Saturday, September 28, 2013

five days this week

I did my walking to the end of the street today, which makes it five times this week I've done it. Good for me. My bad should is hurting, and doing the thing where the moving ribs irritate the sternum, so I just took some Alleve.

Tired today, I've been waking up earlier the past few days. Yesterday I went out to breakfast at a pancake place. Sometime in the middle of the night my brain started getting that idea, and it continued through the night. I did go for pancakes, but I was seated at a regular table with the type of chair I'm not comfortable in, so I was constantly fidgeting. A comment from my server made me think he noticed my constant fidgeting. I got through it though and ate my pancakes. Wasn't anxious driving there, but was while I was there.

Sometimes I think one reason for my being tired regularly is that my brain doesn't fully sleep. As I said, my brain was making plans for the morning through the night. These weren't dreaming plans, I was slightly awake, enough to know I was mostly asleep but my brain was running some.
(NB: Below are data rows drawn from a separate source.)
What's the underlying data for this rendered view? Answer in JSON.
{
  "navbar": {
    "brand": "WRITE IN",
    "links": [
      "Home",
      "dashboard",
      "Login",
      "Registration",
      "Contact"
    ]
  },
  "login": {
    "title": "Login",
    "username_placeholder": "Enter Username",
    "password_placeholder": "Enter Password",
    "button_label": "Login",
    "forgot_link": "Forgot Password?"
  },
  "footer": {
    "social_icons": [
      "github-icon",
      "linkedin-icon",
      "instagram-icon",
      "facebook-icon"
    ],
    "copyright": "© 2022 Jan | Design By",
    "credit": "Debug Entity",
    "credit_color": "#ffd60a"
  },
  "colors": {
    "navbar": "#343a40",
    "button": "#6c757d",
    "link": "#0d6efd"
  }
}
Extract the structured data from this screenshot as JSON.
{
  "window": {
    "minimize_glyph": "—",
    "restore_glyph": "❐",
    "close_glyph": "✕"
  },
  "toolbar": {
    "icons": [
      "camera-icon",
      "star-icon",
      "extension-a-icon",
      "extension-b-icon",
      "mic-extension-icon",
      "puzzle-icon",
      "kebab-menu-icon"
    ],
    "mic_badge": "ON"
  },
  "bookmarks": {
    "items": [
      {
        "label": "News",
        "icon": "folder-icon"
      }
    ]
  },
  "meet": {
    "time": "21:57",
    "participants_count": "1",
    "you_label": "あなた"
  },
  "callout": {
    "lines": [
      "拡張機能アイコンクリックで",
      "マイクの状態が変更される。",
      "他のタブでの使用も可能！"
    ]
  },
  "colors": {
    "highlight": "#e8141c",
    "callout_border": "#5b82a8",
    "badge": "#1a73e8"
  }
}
Friday, September 27, 2013

Didn't get the job

I heard back about the interview, didn't get it. I spent a night or two overthinking it, but decided I needed to stop thinking about that as overthinking is not good for anxiety/depression. So I tried thinking that I didn't get it because something better for me will come along. I had a phone screen for another job, nothing on that yet. And another phone screen where the job was going to involve lots of travel nationwide, so I had to decline that as there's no way I could have done that. Applied for 8-10 other jobs and haven't yet heard on them. One is exactly what I do, and at the place I interviewed back in March that is basically down the street from me. Hope something good happens on the job front soon.

On the walking front I've been walking to the end of the street pretty much every day. There's pushing needed to get myself back to the house still, so not ready to walk farther yet.

Wednesday, September 18, 2013

Missed out

I had an interview two weeks ago that I thought went well. Did not have much panic (I had a Xanax before), and it was a job I felt I would be able to do, single location, not too far from my home. Found out this week I didn't get the job though. Disappointed about that. I did a phone screen interview for another position Tuesday, and have another one with a third company Friday.

My days are pretty boring, I am conserving money due to the unemployment ruling that I should have stayed in that job and declining me. My parents have sent some money to tide things over. I want to work again soon so I don't have to take money from them.

Due to some extremely hot weather, I skipped out a few days in a row of walking. I made sure to get back to it though even though I don't generally feel like it. I'm going on walks to the end of the street, and still having panic type thoughts on the walk there. Still, I've done it the past three days.